0
votes

As the title says, could DataInputStream.read() override previously read bytes if there are more bytes available than the size of buffer, if in the first read some bytes were missed ?

There are fixed size packets exchanged between peers, and it is possible that two packets are available at the Socket. Let's say that size of one packet is 500, and there are two packets of total size 1000 available at the socket. Additionally, let's say that read fetches 400 bytes out of available 1000.

  • Is it even possible that read() doesn't read all 500 bytes if they are available ?

  • What will happen when read is invoked again, is it possible that more than 100 bytes are read ?

It is not really clear to me what happens in that case given the javadoc:

The first byte read is stored into element b[0], the next one into b[1], and so on.
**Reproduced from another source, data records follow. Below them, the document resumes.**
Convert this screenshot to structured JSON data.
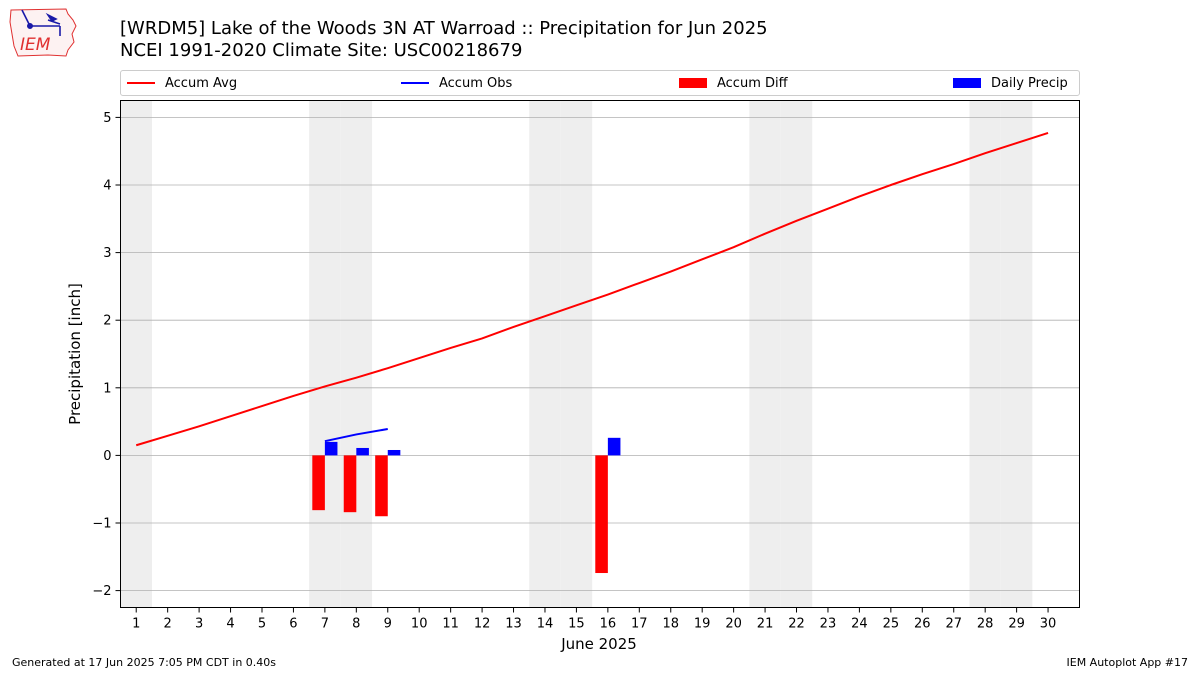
{
  "header": {
    "title_line1": "[WRDM5] Lake of the Woods 3N AT Warroad :: Precipitation for Jun 2025",
    "title_line2": "NCEI 1991-2020 Climate Site: USC00218679",
    "logo_text": "IEM",
    "logo_icon": "iowa-weather-station-logo"
  },
  "footer": {
    "left": "Generated at 17 Jun 2025 7:05 PM CDT in 0.40s",
    "right": "IEM Autoplot App #17"
  },
  "colors": {
    "accum_avg": "#ff0000",
    "accum_obs": "#0000ff",
    "accum_diff": "#ff0000",
    "daily_precip": "#0000ff",
    "weekend_band": "#eeeeee",
    "grid": "#b0b0b0"
  },
  "chart_data": {
    "type": "bar",
    "title": "[WRDM5] Lake of the Woods 3N AT Warroad :: Precipitation for Jun 2025",
    "subtitle": "NCEI 1991-2020 Climate Site: USC00218679",
    "xlabel": "June 2025",
    "ylabel": "Precipitation [inch]",
    "xlim": [
      0.5,
      31
    ],
    "ylim": [
      -2.25,
      5.25
    ],
    "grid": "horizontal",
    "legend_position": "top",
    "x_ticks": [
      1,
      2,
      3,
      4,
      5,
      6,
      7,
      8,
      9,
      10,
      11,
      12,
      13,
      14,
      15,
      16,
      17,
      18,
      19,
      20,
      21,
      22,
      23,
      24,
      25,
      26,
      27,
      28,
      29,
      30
    ],
    "y_ticks": [
      -2,
      -1,
      0,
      1,
      2,
      3,
      4,
      5
    ],
    "y_tick_labels": [
      "−2",
      "−1",
      "0",
      "1",
      "2",
      "3",
      "4",
      "5"
    ],
    "weekend_days": [
      1,
      7,
      8,
      14,
      15,
      21,
      22,
      28,
      29
    ],
    "series": [
      {
        "name": "Accum Avg",
        "kind": "line",
        "x": [
          1,
          2,
          3,
          4,
          5,
          6,
          7,
          8,
          9,
          10,
          11,
          12,
          13,
          14,
          15,
          16,
          17,
          18,
          19,
          20,
          21,
          22,
          23,
          24,
          25,
          26,
          27,
          28,
          29,
          30
        ],
        "values": [
          0.15,
          0.29,
          0.43,
          0.58,
          0.73,
          0.88,
          1.02,
          1.15,
          1.29,
          1.44,
          1.59,
          1.73,
          1.9,
          2.06,
          2.22,
          2.38,
          2.55,
          2.72,
          2.9,
          3.08,
          3.28,
          3.47,
          3.65,
          3.83,
          4.0,
          4.16,
          4.31,
          4.47,
          4.62,
          4.77
        ]
      },
      {
        "name": "Accum Obs",
        "kind": "line",
        "x": [
          7,
          8,
          9
        ],
        "values": [
          0.21,
          0.31,
          0.39
        ]
      },
      {
        "name": "Accum Diff",
        "kind": "bar",
        "x": [
          7,
          8,
          9,
          16
        ],
        "values": [
          -0.81,
          -0.84,
          -0.9,
          -1.74
        ]
      },
      {
        "name": "Daily Precip",
        "kind": "bar",
        "x": [
          7,
          8,
          9,
          16
        ],
        "values": [
          0.2,
          0.11,
          0.08,
          0.26
        ]
      }
    ]
  }
}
The number of bytes read is, at most, equal to the length of b.

I would like to know if below block of code should be modified as shown in comment to read only one packet fully.

    while ((readBytes = stream.read(buffer)) != -1) {

        totalBytes += readBytes;

        if (totalBytes < buffer.length) { // must this be != instead of < ?

            continue;
        }

        // all bytes are available
        else {

            break;
        }
1
Your example is unclear - you talk about one packet of size 500, and two packets of size 1000, with only two packets in total.Jon Skeet
I mean, there are 1000 bytes available before read. Buffer is of size 500 and i would like to read only 500 belonging to first packet. Buffer is byte[] passed to read method.John
I am not even sure if such situation is possible. Since it's not clear to me will read pick up all bytes available at the point of reading.John
And how big is the buffer? Basically it's all still somewhat confused at the moment...Jon Skeet
(You may want to use readFully instead of read...)Jon Skeet

1 Answers

1
votes

Each time you call read(byte[]), it will:

  • Block until at least one byte is read from the input, or the input is closed
  • Copy bytes from the input into the array, starting at index 0 of the array
  • Return when there are no more bytes available (typically, anyway - it could have some delay where it waits a while for more to become available)

There's no memory of previous read calls - it won't start writing into the array at the previous index. If you want that behaviour, you need to write it yourself:

byte[] buffer = new byte[500];
int totalRead = 0;
while (totalRead < buffer.length) {
    // Pass in an offset and length, so we can keep reading into the
    // next part of the array.
    int bytesRead = input.read(buffer, totalRead, buffer.length - totalRead);
    if (bytesRead == -1) {
        throw new EOFException(); // Or whatever... stream ended early
    }
    totalRead += bytesRead;
}

... or call readFully() which will basically do the same thing.